Summary
- Housing prices saw second consecutive gains in November amid the coronavirus pandemic.
- Prices are expected to now overtake pre-COVID-19 levels by early next year.
- Building approvals for private houses reached its two-decade record level in October.
- In October, the value of new home loan commitments surged to a record high of A$22.7 billion.
Housing prices saw second successive gains in the month of November, according to CoreLogic's national index, following gains recorded in October. The dwelling values have risen 0.8 per cent month-on-month and 3.1 per cent year-on-year. Housing prices are on rise in Australia and if coronavirus pandemic remains under control, prices may increase even more by next year.
Earlier property analysts were of the view that property prices may fall 10 per cent to 20 per cent across Australia amid the ongoing coronavirus pandemic. Interestingly, the prices are expected to now overtake pre-COVID-19 levels by early next year.
CoreLogic’s head of research, Tim Lawless, said that the recovery could very much be in place by as early as January or February 2021. It comes after housing prices recorded a fall of 2.1 per cent between April and September.
ABS data supports recovery
According to the latest data by the Australian Bureau of Statistics (ABS), the demand for property is seeing a continuous rise. In October, the value of new home loan commitments surged to a record high of A$22.7 billion. Even as the figures are just 0.7 per cent higher when compared with the last month, there is a steep upward jump of 23.3 per cent as against the corresponding period last year.
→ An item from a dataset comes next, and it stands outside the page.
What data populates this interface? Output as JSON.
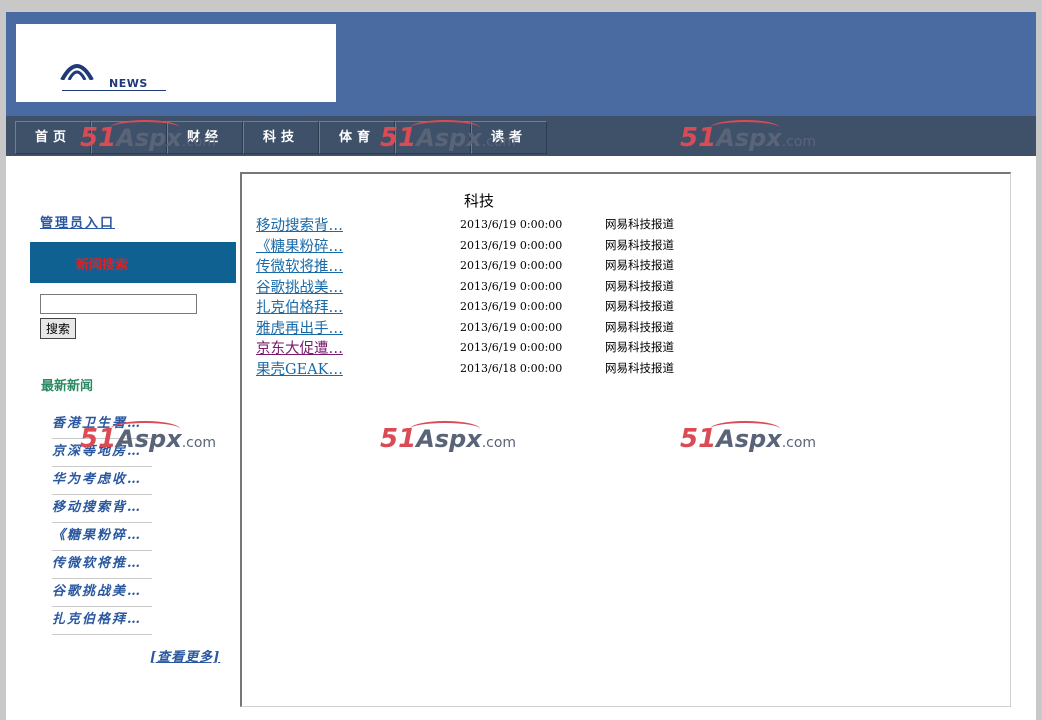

Looking at building approvals October data by ABS, it is astonishing to see approvals for private houses reaching its two-decade record level. The total number of dwellings approved marked an uptick of 3.8 per cent in October (seasonally adjusted level).
READ MORE: Residential real estate regains its shine as house approvals hit a 20-year high
Divergence in property prices
Some divergence has been noted in the rate of apartments and stand-alone houses, according to the data by CoreLogic. The house values have mainly boosted the growth in the market, a rise of 1.1 per cent across capitals during the last three months. On the other hand, apartments have continued to see a fall in price, representing a decline of 0.6 per cent in the same time.
In Sydney and Melbourne markets, the prices of houses have touched the levels last seen in the early 2017. Similarly, prices in Perth are similar to that in 2006 and Darwin’s house prices to march 2007 levels. Brisbane, Adelaide and Canberra witnessed record prices last month.